Climate data for Manjimup, Western Australia (inland)
| Month | Jan | Feb | Mar | Apr | May | Jun | Jul | Aug | Sep | Oct | Nov | Dec | Year |
| Record high °C (°F) | 42.7 (108.9) | 42.8 (109.0) | 41.2 (106.2) | 34.4 (93.9) | 29.2 (84.6) | 23.1 (73.6) | 21.6 (70.9) | 24.6 (76.3) | 28.8 (83.8) | 33.3 (91.9) | 38.7 (101.7) | 41.1 (106.0) | 42.8 (109.0) |
| Mean daily maximum °C (°F) | 27.4 (81.3) | 27.3 (81.1) | 24.9 (76.8) | 21.2 (70.2) | 17.8 (64.0) | 15.4 (59.7) | 14.5 (58.1) | 15.1 (59.2) | 16.7 (62.1) | 19.0 (66.2) | 22.1 (71.8) | 25.1 (77.2) | 20.5 (68.9) |
| Mean daily minimum °C (°F) | 13.1 (55.6) | 13.5 (56.3) | 12.6 (54.7) | 10.8 (51.4) | 8.9 (48.0) | 7.4 (45.3) | 6.5 (43.7) | 6.6 (43.9) | 7.3 (45.1) | 8.4 (47.1) | 10.1 (50.2) | 11.7 (53.1) | 9.7 (49.5) |
| Record low °C (°F) | 5.9 (42.6) | 5.6 (42.1) | 3.3 (37.9) | 1.6 (34.9) | −0.6 (30.9) | 0.2 (32.4) | −0.6 (30.9) | 0.0 (32.0) | 0.6 (33.1) | 0.1 (32.2) | 2.3 (36.1) | 4.4 (39.9) | −0.6 (30.9) |
| Average precipitation mm (inches) | 19.4 (0.76) | 18.0 (0.71) | 29.4 (1.16) | 59.3 (2.33) | 126.9 (5.00) | 159.8 (6.29) | 173.6 (6.83) | 145.3 (5.72) | 106.7 (4.20) | 73.8 (2.91) | 45.4 (1.79) | 24.6 (0.97) | 980.2 (38.59) |
| Average precipitation days | 5.9 | 5.9 | 7.7 | 11.7 | 17.5 | 20.2 | 22.4 | 21.0 | 17.6 | 15.1 | 10.5 | 7.2 | 162.7 |
| Average afternoon relative humidity (%) (at 1500) | 43 | 44 | 48 | 58 | 65 | 71 | 71 | 68 | 64 | 57 | 51 | 47 | 57 |
Source:

==Notable people==
- Piero Balbo (1916–2003), lawyer, commander of Italian partisan groups 1943–1945, was born in Manjimup.
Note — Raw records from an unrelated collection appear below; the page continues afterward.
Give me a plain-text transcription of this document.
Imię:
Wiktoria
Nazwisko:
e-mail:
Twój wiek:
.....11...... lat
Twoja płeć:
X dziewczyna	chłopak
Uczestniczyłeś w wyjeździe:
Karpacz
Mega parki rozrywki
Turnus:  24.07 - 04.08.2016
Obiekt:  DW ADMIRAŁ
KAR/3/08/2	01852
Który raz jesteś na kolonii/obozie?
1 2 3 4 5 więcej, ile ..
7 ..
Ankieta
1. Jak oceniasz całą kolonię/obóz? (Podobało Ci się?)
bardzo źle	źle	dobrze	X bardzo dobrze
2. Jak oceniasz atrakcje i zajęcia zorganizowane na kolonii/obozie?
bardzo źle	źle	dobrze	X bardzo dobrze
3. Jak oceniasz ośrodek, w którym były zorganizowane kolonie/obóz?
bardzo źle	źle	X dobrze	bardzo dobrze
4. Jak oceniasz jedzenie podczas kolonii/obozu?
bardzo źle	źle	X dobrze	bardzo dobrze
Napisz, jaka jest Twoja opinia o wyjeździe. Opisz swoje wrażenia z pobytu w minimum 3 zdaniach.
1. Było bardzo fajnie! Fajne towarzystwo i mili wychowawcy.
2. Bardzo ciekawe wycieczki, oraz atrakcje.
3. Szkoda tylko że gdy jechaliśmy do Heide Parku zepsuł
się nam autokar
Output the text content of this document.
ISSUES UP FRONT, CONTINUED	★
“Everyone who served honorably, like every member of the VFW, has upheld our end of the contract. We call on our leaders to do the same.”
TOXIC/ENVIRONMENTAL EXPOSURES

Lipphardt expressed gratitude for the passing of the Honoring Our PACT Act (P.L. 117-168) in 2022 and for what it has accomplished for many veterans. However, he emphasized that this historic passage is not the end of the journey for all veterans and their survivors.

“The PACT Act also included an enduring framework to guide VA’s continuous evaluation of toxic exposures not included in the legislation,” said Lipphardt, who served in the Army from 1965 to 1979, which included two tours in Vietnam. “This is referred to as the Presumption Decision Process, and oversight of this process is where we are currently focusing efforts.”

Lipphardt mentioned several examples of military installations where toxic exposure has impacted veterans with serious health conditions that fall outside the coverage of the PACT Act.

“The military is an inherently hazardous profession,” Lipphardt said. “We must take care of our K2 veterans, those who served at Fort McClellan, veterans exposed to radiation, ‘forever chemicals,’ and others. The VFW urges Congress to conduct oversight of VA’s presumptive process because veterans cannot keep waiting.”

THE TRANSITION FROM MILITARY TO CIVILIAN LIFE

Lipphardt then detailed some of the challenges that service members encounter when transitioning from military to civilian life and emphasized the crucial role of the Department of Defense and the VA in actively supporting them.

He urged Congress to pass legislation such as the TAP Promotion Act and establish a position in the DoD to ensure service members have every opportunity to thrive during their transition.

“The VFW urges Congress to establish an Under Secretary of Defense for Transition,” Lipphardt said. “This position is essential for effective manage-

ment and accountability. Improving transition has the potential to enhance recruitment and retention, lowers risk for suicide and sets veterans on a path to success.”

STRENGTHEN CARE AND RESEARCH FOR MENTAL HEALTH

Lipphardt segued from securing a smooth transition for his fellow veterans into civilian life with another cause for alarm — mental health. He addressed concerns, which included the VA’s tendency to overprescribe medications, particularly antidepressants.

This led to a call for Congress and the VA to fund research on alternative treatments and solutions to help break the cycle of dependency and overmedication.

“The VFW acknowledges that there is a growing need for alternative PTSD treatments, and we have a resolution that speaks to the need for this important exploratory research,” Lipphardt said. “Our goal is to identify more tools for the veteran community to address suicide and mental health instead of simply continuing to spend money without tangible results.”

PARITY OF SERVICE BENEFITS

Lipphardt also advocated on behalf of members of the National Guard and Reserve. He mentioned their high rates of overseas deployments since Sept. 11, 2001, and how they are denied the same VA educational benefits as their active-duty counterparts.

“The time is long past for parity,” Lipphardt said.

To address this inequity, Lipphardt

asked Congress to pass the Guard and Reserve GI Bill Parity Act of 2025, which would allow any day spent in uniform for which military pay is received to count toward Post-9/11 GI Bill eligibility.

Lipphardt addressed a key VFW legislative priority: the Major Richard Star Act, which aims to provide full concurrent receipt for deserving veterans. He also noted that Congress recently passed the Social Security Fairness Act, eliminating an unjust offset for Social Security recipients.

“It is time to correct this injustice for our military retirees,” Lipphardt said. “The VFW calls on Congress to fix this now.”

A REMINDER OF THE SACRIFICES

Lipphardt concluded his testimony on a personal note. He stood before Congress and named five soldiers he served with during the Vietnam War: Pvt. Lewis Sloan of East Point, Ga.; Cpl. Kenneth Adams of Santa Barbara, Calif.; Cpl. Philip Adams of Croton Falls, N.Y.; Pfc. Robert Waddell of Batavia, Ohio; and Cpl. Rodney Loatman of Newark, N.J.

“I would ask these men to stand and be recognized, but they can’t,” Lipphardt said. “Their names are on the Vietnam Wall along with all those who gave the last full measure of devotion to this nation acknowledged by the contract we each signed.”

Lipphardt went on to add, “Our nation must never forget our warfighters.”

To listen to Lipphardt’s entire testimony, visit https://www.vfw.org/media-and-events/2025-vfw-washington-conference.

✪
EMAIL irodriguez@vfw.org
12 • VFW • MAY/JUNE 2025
- John Chester, eco-terrorist with criminal convictions for armed bank robbery, car theft, assault and confinement, theft of explosives and destruction of property. He carried out the 1976 Bunbury woodchip bombing in an attack on the port's woodchip exporting infrastructure.
- Walter Handmer AM (1927–2007), Australian diplomat, lived in Manjimup from the early 1930s until 1944.
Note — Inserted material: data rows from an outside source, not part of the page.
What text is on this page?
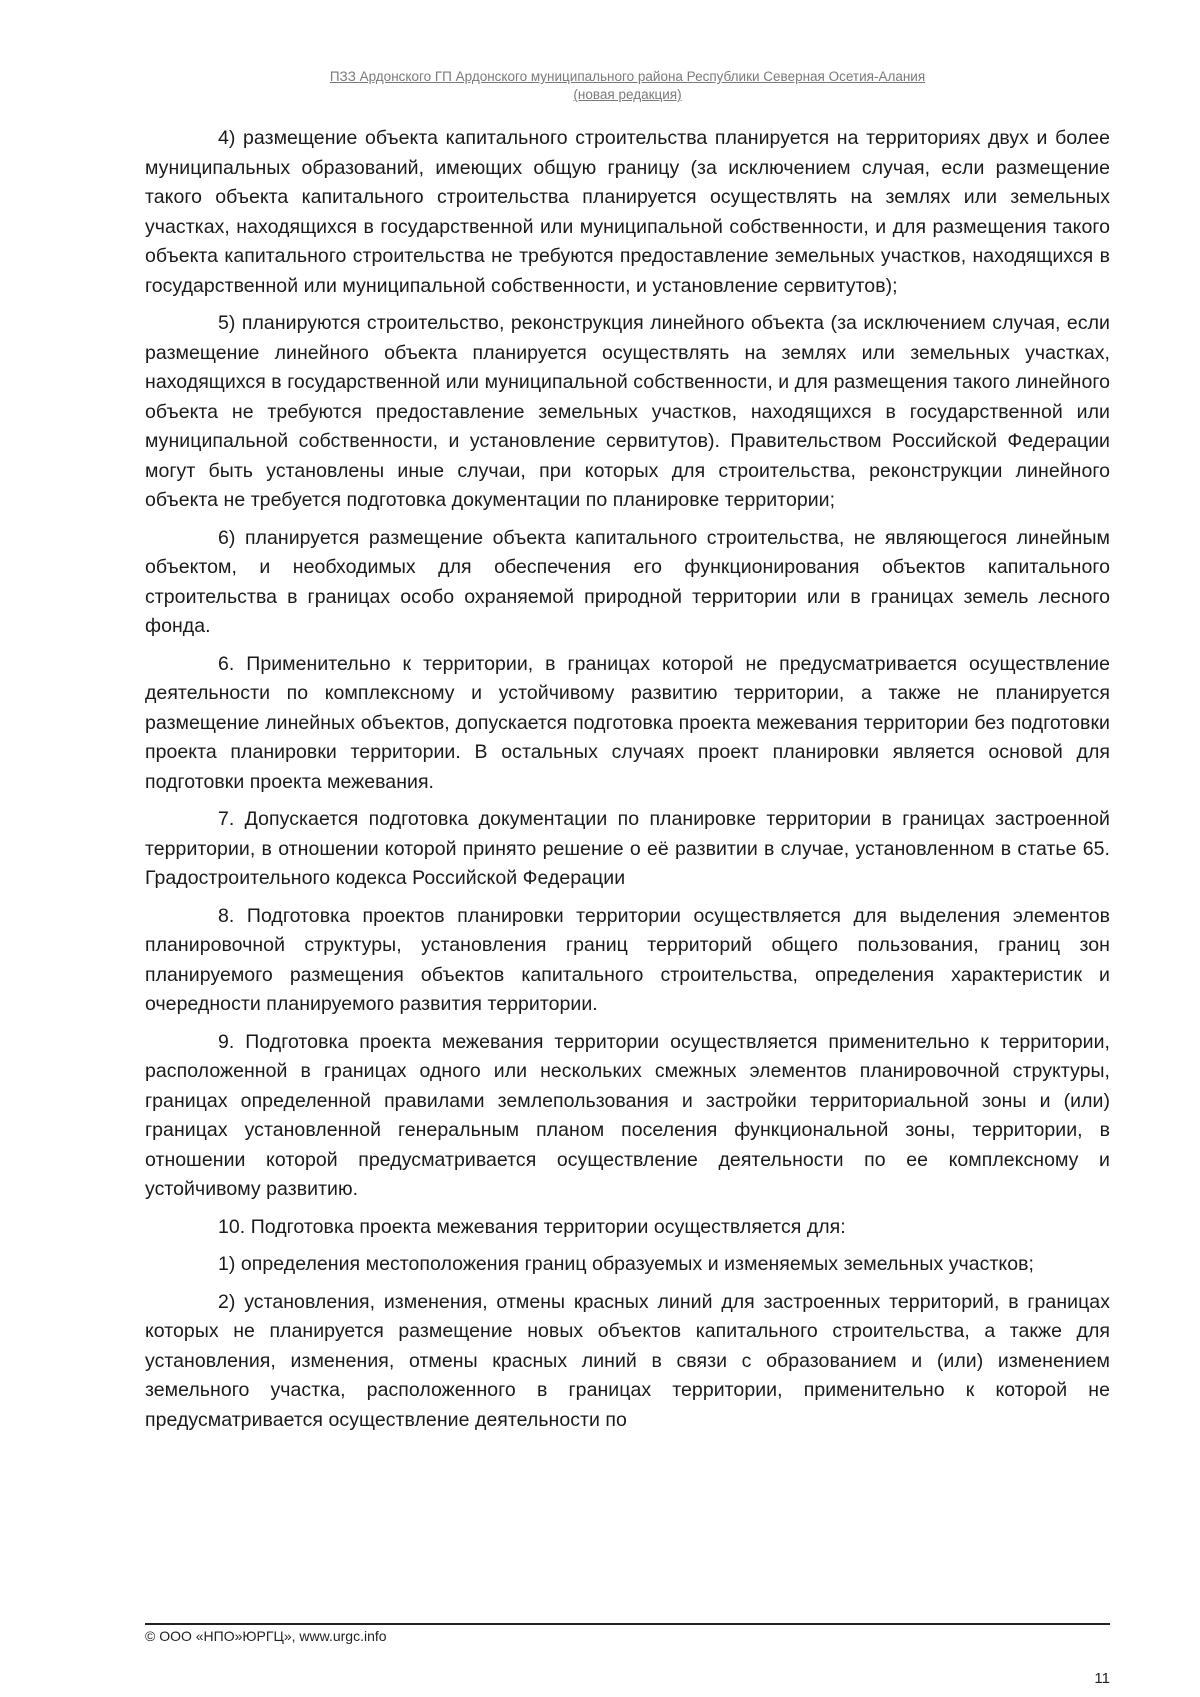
ПЗЗ Ардонского ГП Ардонского муниципального района Республики Северная Осетия-Алания
(новая редакция)

4) размещение объекта капитального строительства планируется на территориях двух и более муниципальных образований, имеющих общую границу (за исключением случая, если размещение такого объекта капитального строительства планируется осуществлять на землях или земельных участках, находящихся в государственной или муниципальной собственности, и для размещения такого объекта капитального строительства не требуются предоставление земельных участков, находящихся в государственной или муниципальной собственности, и установление сервитутов);

5) планируются строительство, реконструкция линейного объекта (за исключением случая, если размещение линейного объекта планируется осуществлять на землях или земельных участках, находящихся в государственной или муниципальной собственности, и для размещения такого линейного объекта не требуются предоставление земельных участков, находящихся в государственной или муниципальной собственности, и установление сервитутов). Правительством Российской Федерации могут быть установлены иные случаи, при которых для строительства, реконструкции линейного объекта не требуется подготовка документации по планировке территории;

6) планируется размещение объекта капитального строительства, не являющегося линейным объектом, и необходимых для обеспечения его функционирования объектов капитального строительства в границах особо охраняемой природной территории или в границах земель лесного фонда.

6. Применительно к территории, в границах которой не предусматривается осуществление деятельности по комплексному и устойчивому развитию территории, а также не планируется размещение линейных объектов, допускается подготовка проекта межевания территории без подготовки проекта планировки территории. В остальных случаях проект планировки является основой для подготовки проекта межевания.

7. Допускается подготовка документации по планировке территории в границах застроенной территории, в отношении которой принято решение о её развитии в случае, установленном в статье 65. Градостроительного кодекса Российской Федерации

8. Подготовка проектов планировки территории осуществляется для выделения элементов планировочной структуры, установления границ территорий общего пользования, границ зон планируемого размещения объектов капитального строительства, определения характеристик и очередности планируемого развития территории.

9. Подготовка проекта межевания территории осуществляется применительно к территории, расположенной в границах одного или нескольких смежных элементов планировочной структуры, границах определенной правилами землепользования и застройки территориальной зоны и (или) границах установленной генеральным планом поселения функциональной зоны, территории, в отношении которой предусматривается осуществление деятельности по ее комплексному и устойчивому развитию.

10. Подготовка проекта межевания территории осуществляется для:

1) определения местоположения границ образуемых и изменяемых земельных участков;

2) установления, изменения, отмены красных линий для застроенных территорий, в границах которых не планируется размещение новых объектов капитального строительства, а также для установления, изменения, отмены красных линий в связи с образованием и (или) изменением земельного участка, расположенного в границах территории, применительно к которой не предусматривается осуществление деятельности по

© ООО «НПО»ЮРГЦ», www.urgc.info
11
- Sam Kekovich (born 1950), former Australian rules footballer who played for North Melbourne and Collingwood in the Victorian Football League (now Australian Football League), and Australian Lamb Meat Ambassador, born in Manjimup.
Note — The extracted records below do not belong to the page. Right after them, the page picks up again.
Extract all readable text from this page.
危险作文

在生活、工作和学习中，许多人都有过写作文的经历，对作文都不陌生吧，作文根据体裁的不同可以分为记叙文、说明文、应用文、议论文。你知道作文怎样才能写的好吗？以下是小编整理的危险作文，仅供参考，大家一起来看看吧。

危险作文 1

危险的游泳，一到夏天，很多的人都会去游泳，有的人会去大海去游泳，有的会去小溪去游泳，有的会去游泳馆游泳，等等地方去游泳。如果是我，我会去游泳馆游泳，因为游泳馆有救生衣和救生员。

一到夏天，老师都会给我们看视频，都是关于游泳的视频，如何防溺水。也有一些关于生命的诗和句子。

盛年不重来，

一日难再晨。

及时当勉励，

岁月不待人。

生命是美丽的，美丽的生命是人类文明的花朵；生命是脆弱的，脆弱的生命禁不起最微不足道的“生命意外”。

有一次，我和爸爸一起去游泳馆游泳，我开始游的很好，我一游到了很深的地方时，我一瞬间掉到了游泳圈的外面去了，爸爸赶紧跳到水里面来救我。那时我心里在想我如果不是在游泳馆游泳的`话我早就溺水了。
- Shelly Liddelow (born 1984), Olympic field hockey player, born in Manjimup.
- Marlion Pickett (born 1992), Australian rules footballer who played for Richmond Football Club in the Australian Football League (AFL), lived in Manjimup during his youth.
- Matt Priddis (born 1985), former Australian rules footballer and Brownlow Medal winner who played for the West Coast Eagles in the Australian Football League (AFL), born in Manjimup.
- Marty Zambotto (born 1995), better known as Go-Jo as well as Australia's entry for Eurovision Song Contest 2025, born in Manjimup.